Начнём с Галахи, мира священного Закона, наиболее важного фактора в реальной жизни древнего еврейства. Александр Альтман, поставивший вопрос о сущности еврейской теологии, справедливо считает одной из главных слабостей классической еврейской философии то, что она игнорировала проблему, поставленную Галахой [XXVIII]. Весь мир религиозного Закона остался за пределами сферы философского исследования и, разумеется, не стал и объектом философской критики. Не то чтобы философ отвергал этот мир или бросал ему вызов. Он так же жил в нём и подчинялся ему, но тот никогда не становился неотъемлемым элементом его творчества. Не этот мир был источником его мыслей. Неоспоримость этой истины особенно хорошо видна на примере Маймонида и Саадии, в учении которых встретились эти два потока. Оба эти мыслителя потерпели полную неудачу в своей попытке достигнуть истинного синтеза двух элементов, Галахи и философии, на что обратил внимание уже Шмуэль Давид Луцато. Маймонид, например, начинает свой великий свод галахических законов «Мишне Тора» философской главой, не имеющей никакого отношения к самой Галахе. Он не преуспел в своей попытке достигнуть синтеза этих двух миров, и даже его гений, благодаря которому им была придана видимость единства, не может скрыть их внутреннего несоответствия.
Для чисто исторического понимания религии анализ происхождения мицвот, религиозных предписаний, произведённый Маймонидом, имеет большое значение [XXIX]; но едва ли кто-нибудь взялся бы утверждать, что его учение о мицвот могло побудить верующих к более ревностному их соблюдению в повседневной жизни, увеличить их непосредственную привлекательность для религиозного чувства. Если запрет варить козлёнка в молоке его матери и многие аналогичные иррациональные предписания можно объяснить необходимостью борьбы с давно забытыми языческими обрядами, если жертвоприношение можно расценить как уступку примитивному уму, если другие мицвот связываются с устаревшими нравственными и философскими идеями, – то как можно ожидать от общины верного соблюдения обрядов, предпосылки которых давно исчезли, а цели достижимы путём чисто философского рассуждения? С точки зрения философа, Галаха либо вообще не имеет значения, либо имеет такое значение, которое скорее понижает, чем повышает её престиж.
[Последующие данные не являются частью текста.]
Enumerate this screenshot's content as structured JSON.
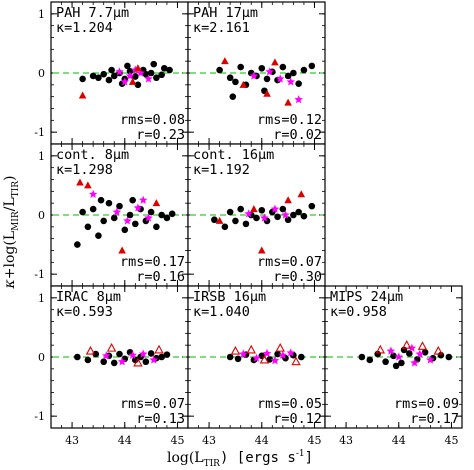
{
  "figure": {
    "ylabel_parts": {
      "kappa": "κ",
      "plus_log": "+log(L",
      "mir_sub": "MIR",
      "slash": "/L",
      "tir_sub": "TIR",
      "close": ")"
    },
    "xlabel_parts": {
      "log": "log(L",
      "tir_sub": "TIR",
      "units": ") [ergs s",
      "sup": "-1",
      "close": "]"
    }
  },
  "chart_data": [
    {
      "type": "scatter",
      "row": 0,
      "col": 0,
      "title": "PAH 7.7μm",
      "kappa_label": "κ=1.204",
      "rms_label": "rms=0.08",
      "r_label": "r=0.23",
      "xlim": [
        42.6,
        45.2
      ],
      "ylim": [
        -1.2,
        1.2
      ],
      "yticks": [
        1,
        0,
        -1
      ],
      "xticks": [
        43,
        44,
        45
      ],
      "reference_line": 0,
      "show_yticklabels": true,
      "show_xticklabels": false,
      "series": [
        {
          "name": "",
          "color": "#000000",
          "marker": "circle",
          "points": [
            [
              43.2,
              -0.1
            ],
            [
              43.4,
              -0.05
            ],
            [
              43.5,
              -0.08
            ],
            [
              43.6,
              -0.02
            ],
            [
              43.7,
              -0.12
            ],
            [
              43.8,
              -0.05
            ],
            [
              43.9,
              0.0
            ],
            [
              44.0,
              -0.1
            ],
            [
              44.1,
              0.03
            ],
            [
              44.2,
              -0.06
            ],
            [
              44.25,
              -0.2
            ],
            [
              44.35,
              0.05
            ],
            [
              44.4,
              -0.02
            ],
            [
              44.5,
              0.0
            ],
            [
              44.6,
              -0.08
            ],
            [
              44.7,
              -0.03
            ],
            [
              44.75,
              0.08
            ],
            [
              44.85,
              0.05
            ],
            [
              44.55,
              0.15
            ],
            [
              44.05,
              0.12
            ],
            [
              43.95,
              -0.18
            ],
            [
              43.75,
              0.05
            ]
          ]
        },
        {
          "name": "",
          "color": "#ff00ff",
          "marker": "star",
          "points": [
            [
              43.9,
              0.02
            ],
            [
              44.1,
              -0.05
            ],
            [
              44.3,
              0.0
            ],
            [
              44.2,
              0.05
            ],
            [
              44.45,
              -0.1
            ],
            [
              44.0,
              -0.15
            ]
          ]
        },
        {
          "name": "",
          "color": "#dd0000",
          "marker": "triangle",
          "points": [
            [
              43.2,
              -0.38
            ],
            [
              44.15,
              -0.15
            ],
            [
              44.25,
              0.08
            ]
          ]
        }
      ]
    },
    {
      "type": "scatter",
      "row": 0,
      "col": 1,
      "title": "PAH 17μm",
      "kappa_label": "κ=2.161",
      "rms_label": "rms=0.12",
      "r_label": "r=0.02",
      "xlim": [
        42.6,
        45.2
      ],
      "ylim": [
        -1.2,
        1.2
      ],
      "yticks": [
        1,
        0,
        -1
      ],
      "xticks": [
        43,
        44,
        45
      ],
      "reference_line": 0,
      "show_yticklabels": false,
      "show_xticklabels": false,
      "series": [
        {
          "name": "",
          "color": "#000000",
          "marker": "circle",
          "points": [
            [
              43.2,
              0.05
            ],
            [
              43.4,
              -0.08
            ],
            [
              43.5,
              -0.15
            ],
            [
              43.6,
              0.1
            ],
            [
              43.7,
              -0.2
            ],
            [
              43.8,
              0.0
            ],
            [
              43.9,
              -0.05
            ],
            [
              44.0,
              0.08
            ],
            [
              44.1,
              -0.1
            ],
            [
              44.2,
              0.02
            ],
            [
              44.3,
              -0.12
            ],
            [
              44.4,
              0.1
            ],
            [
              44.5,
              -0.05
            ],
            [
              44.6,
              0.0
            ],
            [
              44.7,
              -0.18
            ],
            [
              44.8,
              0.05
            ],
            [
              44.95,
              0.12
            ],
            [
              43.45,
              -0.4
            ],
            [
              44.05,
              -0.3
            ]
          ]
        },
        {
          "name": "",
          "color": "#ff00ff",
          "marker": "star",
          "points": [
            [
              43.85,
              -0.05
            ],
            [
              44.15,
              0.02
            ],
            [
              44.35,
              -0.1
            ],
            [
              44.55,
              -0.15
            ],
            [
              44.7,
              -0.45
            ]
          ]
        },
        {
          "name": "",
          "color": "#dd0000",
          "marker": "triangle",
          "points": [
            [
              43.3,
              0.2
            ],
            [
              43.65,
              -0.2
            ],
            [
              44.25,
              0.18
            ],
            [
              44.5,
              -0.5
            ],
            [
              44.1,
              -0.35
            ]
          ]
        }
      ]
    },
    {
      "type": "scatter",
      "row": 1,
      "col": 0,
      "title": "cont. 8μm",
      "kappa_label": "κ=1.298",
      "rms_label": "rms=0.17",
      "r_label": "r=0.16",
      "xlim": [
        42.6,
        45.2
      ],
      "ylim": [
        -1.2,
        1.2
      ],
      "yticks": [
        1,
        0,
        -1
      ],
      "xticks": [
        43,
        44,
        45
      ],
      "reference_line": 0,
      "show_yticklabels": true,
      "show_xticklabels": false,
      "series": [
        {
          "name": "",
          "color": "#000000",
          "marker": "circle",
          "points": [
            [
              43.1,
              -0.5
            ],
            [
              43.2,
              0.05
            ],
            [
              43.3,
              -0.2
            ],
            [
              43.4,
              0.1
            ],
            [
              43.5,
              -0.35
            ],
            [
              43.6,
              -0.1
            ],
            [
              43.7,
              0.2
            ],
            [
              43.8,
              -0.05
            ],
            [
              43.9,
              0.15
            ],
            [
              44.0,
              -0.25
            ],
            [
              44.1,
              0.0
            ],
            [
              44.2,
              -0.15
            ],
            [
              44.3,
              0.1
            ],
            [
              44.4,
              -0.1
            ],
            [
              44.5,
              0.05
            ],
            [
              44.6,
              -0.2
            ],
            [
              44.7,
              0.0
            ],
            [
              44.8,
              -0.05
            ],
            [
              44.9,
              0.02
            ],
            [
              43.55,
              0.25
            ],
            [
              44.15,
              0.25
            ]
          ]
        },
        {
          "name": "",
          "color": "#ff00ff",
          "marker": "star",
          "points": [
            [
              43.4,
              0.35
            ],
            [
              43.85,
              0.05
            ],
            [
              44.05,
              -0.1
            ],
            [
              44.25,
              0.12
            ],
            [
              44.45,
              -0.05
            ],
            [
              44.35,
              0.25
            ]
          ]
        },
        {
          "name": "",
          "color": "#dd0000",
          "marker": "triangle",
          "points": [
            [
              43.15,
              0.55
            ],
            [
              43.3,
              0.5
            ],
            [
              44.6,
              0.2
            ],
            [
              43.95,
              -0.6
            ]
          ]
        }
      ]
    },
    {
      "type": "scatter",
      "row": 1,
      "col": 1,
      "title": "cont. 16μm",
      "kappa_label": "κ=1.192",
      "rms_label": "rms=0.07",
      "r_label": "r=0.30",
      "xlim": [
        42.6,
        45.2
      ],
      "ylim": [
        -1.2,
        1.2
      ],
      "yticks": [
        1,
        0,
        -1
      ],
      "xticks": [
        43,
        44,
        45
      ],
      "reference_line": 0,
      "show_yticklabels": false,
      "show_xticklabels": false,
      "series": [
        {
          "name": "",
          "color": "#000000",
          "marker": "circle",
          "points": [
            [
              43.1,
              -0.08
            ],
            [
              43.3,
              -0.2
            ],
            [
              43.4,
              0.05
            ],
            [
              43.5,
              -0.1
            ],
            [
              43.6,
              0.1
            ],
            [
              43.7,
              -0.15
            ],
            [
              43.8,
              0.0
            ],
            [
              43.9,
              -0.05
            ],
            [
              44.0,
              0.08
            ],
            [
              44.1,
              -0.1
            ],
            [
              44.2,
              0.05
            ],
            [
              44.3,
              -0.03
            ],
            [
              44.4,
              0.1
            ],
            [
              44.5,
              -0.08
            ],
            [
              44.6,
              0.0
            ],
            [
              44.7,
              0.05
            ],
            [
              44.8,
              -0.02
            ],
            [
              44.95,
              0.15
            ]
          ]
        },
        {
          "name": "",
          "color": "#ff00ff",
          "marker": "star",
          "points": [
            [
              43.75,
              0.02
            ],
            [
              44.05,
              -0.05
            ],
            [
              44.25,
              0.1
            ],
            [
              44.45,
              0.0
            ]
          ]
        },
        {
          "name": "",
          "color": "#dd0000",
          "marker": "triangle",
          "points": [
            [
              43.2,
              -0.1
            ],
            [
              43.85,
              0.1
            ],
            [
              44.0,
              -0.6
            ],
            [
              44.5,
              0.25
            ],
            [
              44.75,
              0.35
            ]
          ]
        }
      ]
    },
    {
      "type": "scatter",
      "row": 2,
      "col": 0,
      "title": "IRAC 8μm",
      "kappa_label": "κ=0.593",
      "rms_label": "rms=0.07",
      "r_label": "r=0.13",
      "xlim": [
        42.6,
        45.2
      ],
      "ylim": [
        -1.2,
        1.2
      ],
      "yticks": [
        1,
        0,
        -1
      ],
      "xticks": [
        43,
        44,
        45
      ],
      "reference_line": 0,
      "show_yticklabels": true,
      "show_xticklabels": true,
      "series": [
        {
          "name": "",
          "color": "#000000",
          "marker": "circle",
          "points": [
            [
              43.1,
              0.0
            ],
            [
              43.3,
              -0.05
            ],
            [
              43.45,
              0.05
            ],
            [
              43.6,
              -0.08
            ],
            [
              43.7,
              0.02
            ],
            [
              43.8,
              -0.1
            ],
            [
              43.9,
              0.05
            ],
            [
              44.0,
              -0.03
            ],
            [
              44.1,
              0.08
            ],
            [
              44.2,
              -0.05
            ],
            [
              44.3,
              0.0
            ],
            [
              44.4,
              -0.08
            ],
            [
              44.5,
              0.06
            ],
            [
              44.6,
              -0.02
            ],
            [
              44.7,
              0.0
            ],
            [
              44.8,
              0.04
            ]
          ]
        },
        {
          "name": "",
          "color": "#ff00ff",
          "marker": "star",
          "points": [
            [
              43.65,
              0.02
            ],
            [
              43.95,
              -0.08
            ],
            [
              44.15,
              0.03
            ],
            [
              44.35,
              0.05
            ],
            [
              44.55,
              -0.05
            ]
          ]
        },
        {
          "name": "",
          "color": "#dd0000",
          "marker": "triangle-open",
          "points": [
            [
              43.35,
              0.1
            ],
            [
              43.75,
              0.15
            ],
            [
              44.25,
              -0.1
            ],
            [
              44.65,
              0.12
            ]
          ]
        }
      ]
    },
    {
      "type": "scatter",
      "row": 2,
      "col": 1,
      "title": "IRSB 16μm",
      "kappa_label": "κ=1.040",
      "rms_label": "rms=0.05",
      "r_label": "r=0.12",
      "xlim": [
        42.6,
        45.2
      ],
      "ylim": [
        -1.2,
        1.2
      ],
      "yticks": [
        1,
        0,
        -1
      ],
      "xticks": [
        43,
        44,
        45
      ],
      "reference_line": 0,
      "show_yticklabels": false,
      "show_xticklabels": true,
      "series": [
        {
          "name": "",
          "color": "#000000",
          "marker": "circle",
          "points": [
            [
              43.4,
              0.0
            ],
            [
              43.55,
              -0.03
            ],
            [
              43.7,
              0.04
            ],
            [
              43.85,
              -0.05
            ],
            [
              44.0,
              0.02
            ],
            [
              44.15,
              -0.04
            ],
            [
              44.3,
              0.05
            ],
            [
              44.45,
              -0.02
            ],
            [
              44.6,
              0.03
            ],
            [
              44.75,
              0.0
            ]
          ]
        },
        {
          "name": "",
          "color": "#ff00ff",
          "marker": "star",
          "points": [
            [
              43.65,
              0.05
            ],
            [
              43.9,
              -0.02
            ],
            [
              44.1,
              0.06
            ],
            [
              44.25,
              -0.06
            ],
            [
              44.4,
              0.03
            ],
            [
              44.55,
              0.07
            ]
          ]
        },
        {
          "name": "",
          "color": "#dd0000",
          "marker": "triangle-open",
          "points": [
            [
              43.5,
              0.1
            ],
            [
              43.8,
              0.12
            ],
            [
              44.05,
              -0.05
            ],
            [
              44.35,
              0.15
            ],
            [
              44.65,
              -0.08
            ]
          ]
        }
      ]
    },
    {
      "type": "scatter",
      "row": 2,
      "col": 2,
      "title": "MIPS 24μm",
      "kappa_label": "κ=0.958",
      "rms_label": "rms=0.09",
      "r_label": "r=0.17",
      "xlim": [
        42.6,
        45.2
      ],
      "ylim": [
        -1.2,
        1.2
      ],
      "yticks": [
        1,
        0,
        -1
      ],
      "xticks": [
        43,
        44,
        45
      ],
      "reference_line": 0,
      "show_yticklabels": false,
      "show_xticklabels": true,
      "series": [
        {
          "name": "",
          "color": "#000000",
          "marker": "circle",
          "points": [
            [
              43.3,
              0.0
            ],
            [
              43.45,
              -0.05
            ],
            [
              43.6,
              0.05
            ],
            [
              43.75,
              -0.08
            ],
            [
              43.9,
              0.02
            ],
            [
              44.05,
              -0.1
            ],
            [
              44.2,
              0.06
            ],
            [
              44.35,
              -0.04
            ],
            [
              44.5,
              0.08
            ],
            [
              44.65,
              -0.02
            ],
            [
              44.8,
              0.03
            ],
            [
              44.95,
              0.0
            ],
            [
              44.1,
              0.12
            ],
            [
              43.95,
              -0.15
            ]
          ]
        },
        {
          "name": "",
          "color": "#ff00ff",
          "marker": "star",
          "points": [
            [
              43.85,
              0.1
            ],
            [
              44.0,
              0.0
            ],
            [
              44.25,
              0.15
            ],
            [
              44.4,
              0.05
            ],
            [
              44.6,
              -0.05
            ],
            [
              44.3,
              -0.1
            ]
          ]
        },
        {
          "name": "",
          "color": "#dd0000",
          "marker": "triangle-open",
          "points": [
            [
              43.65,
              0.12
            ],
            [
              44.15,
              0.2
            ],
            [
              44.45,
              0.18
            ],
            [
              44.75,
              0.1
            ]
          ]
        }
      ]
    }
  ]
}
Совершенно иным было отношение к ней каббалистов. Галаха никогда не была чуждой им областью мысли. С самого начала они с возрастающей решимостью стремились овладеть миром Галахи в целом и в каждой его частности. С самого начала они стремились создать идеологию Галахи. Но в их толковании религиозные заповеди представляли собой не аллегории более или менее глубоких идей или педагогические указания. В соблюдении заповедей они усматривали отправление тайного обряда (или таинства в том смысле, в каком это выражение употреблялось древними) [15].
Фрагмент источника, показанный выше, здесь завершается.